An important differential diagnosis in our case was cellular schwannoma which usually poses a diagnostic difficulty due to its overlapping histological and immunohistochemical features with synovial sarcoma. This tumor was first described by Woodruff et al in 1981. 8 Though, head and neck region is a common site (25-50%), for the occurrence of schwannomas, only 4% are known to have origin from the paranasal sinuses or nasal cavity. 9 Histologically has hypercellular Antoni A areas with hyperchromatic cells showing minimal pleomorphism and mitotic activity admixed with thick-walled hyalinized blood vessels. Thus, alarming features in a case of a cellular schwannoma include increased cellularity, increased mitoses, lack of encapsulation, locally aggressive nature and bone erosion. 10 Based on these aggressive features, approximately one-third of cellular schwannomas were misdiagnosed as malignant in the past. Immunohistochemistry usually reveals a strong and diffuse expression of S100 and SOX 10 in these cases. In all suspected cases of cellular schwannoma, the absence of SOX10 immunoreactivity helps in differentiating tumors with monophasic histology like synovial sarcoma, fibrosarcoma and leiomyosarcoma. 11

S100 expression in synovial sarcoma is seen in upto 30% of cases. 1 Distinguishing S100 positive cellular spindle cell neoplasms on small biopsy specimens is quite challenging. Hence, whenever we encounter these lesions, t (X;18) demonstrated by fluorescence in situ hybridization (FISH)or immunohistochemical staining with TLE1 is important to exclude synovial sarcoma from the differentials. 12 Karamchandani et al in 2012 reported 15% of the total 75 cases of synovial sarcoma to be S 100 positive with no evidence of SOX 10expression. A combination of negative staining to SOX10 and positivity to TLE1 helps in providing a strong support for the diagnosis of synovial sarcoma and thereby ruling out the possibility of a cellular schwannoma. 13

Depending on the site and morphology of the tumor, BSNS was one of the differentials which needed to be excluded in the study. BSNS is a rare low-grade sinonasal sarcoma first described by Lewis et al in 2012 which has both neural and myogenic differentiation. 14 The tumor is infiltrative and has hypercellular fascicles of bland spindle cells with consistent immunoreactivity to S100 and smooth muscle actin (SMA) thus, describing the term “Biphenotypic”. 15 It can be locally aggressive and microscopic bone invasion has been documented in almost 20% of cases. Existing data reveals that most BSNSs can be diagnosed by positive expression of S100 with either actin or calponin and absence of cytokeratin and SOX-10. 16 In our case, EMA, SMA and SOX 10 were negative, thus helping us in ruling out this entity.
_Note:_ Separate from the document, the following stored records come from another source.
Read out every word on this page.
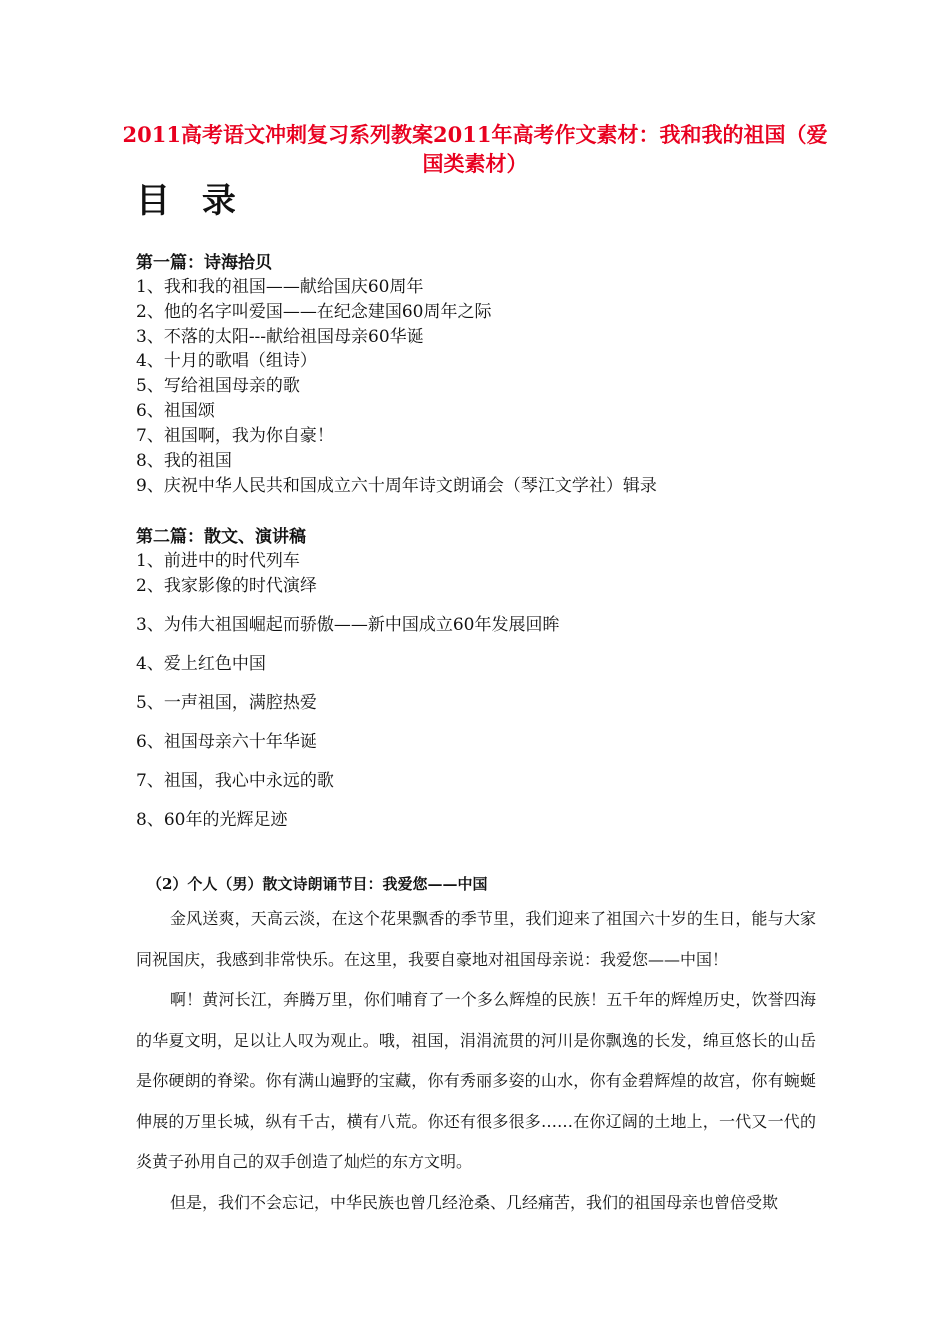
2011高考语文冲刺复习系列教案2011年高考作文素材：我和我的祖国（爱国类素材）
目 录
第一篇：诗海拾贝
1、我和我的祖国——献给国庆60周年
2、他的名字叫爱国——在纪念建国60周年之际
3、不落的太阳---献给祖国母亲60华诞
4、十月的歌唱（组诗）
5、写给祖国母亲的歌
6、祖国颂
7、祖国啊，我为你自豪！
8、我的祖国
9、庆祝中华人民共和国成立六十周年诗文朗诵会（琴江文学社）辑录
第二篇：散文、演讲稿
1、前进中的时代列车
2、我家影像的时代演绎
3、为伟大祖国崛起而骄傲——新中国成立60年发展回眸
4、爱上红色中国
5、一声祖国，满腔热爱
6、祖国母亲六十年华诞
7、祖国，我心中永远的歌
8、60年的光辉足迹
（2）个人（男）散文诗朗诵节目：我爱您——中国
金风送爽，天高云淡，在这个花果飘香的季节里，我们迎来了祖国六十岁的生日，能与大家同祝国庆，我感到非常快乐。在这里，我要自豪地对祖国母亲说：我爱您——中国！
啊！黄河长江，奔腾万里，你们哺育了一个多么辉煌的民族！五千年的辉煌历史，饮誉四海的华夏文明，足以让人叹为观止。哦，祖国，涓涓流贯的河川是你飘逸的长发，绵亘悠长的山岳是你硬朗的脊梁。你有满山遍野的宝藏，你有秀丽多姿的山水，你有金碧辉煌的故宫，你有蜿蜒伸展的万里长城，纵有千古，横有八荒。你还有很多很多……在你辽阔的土地上，一代又一代的炎黄子孙用自己的双手创造了灿烂的东方文明。
但是，我们不会忘记，中华民族也曾几经沧桑、几经痛苦，我们的祖国母亲也曾倍受欺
Most of the sinonasal tract tumors are epithelial in origin and soft tissue tumors when present belong largely to vascular or fibrohistiocytic category. As there are numerous differentials for spindle cell lesions that simulate synovial sarcoma, a thorough histopathological examination is of prime significance. While evaluating spindle cell tumors in an odd location like nasal cavity, an adequate number of IHC markers are essential in arriving at a conclusive diagnosis as the initial IHC panel can be misleading. Thus, this case report highlights not only the importance of considering synovial sarcoma in the differential diagnosis of a spindle cell tumor in sinonasal space but also the value of a complete IHC workup in all these challenging cases.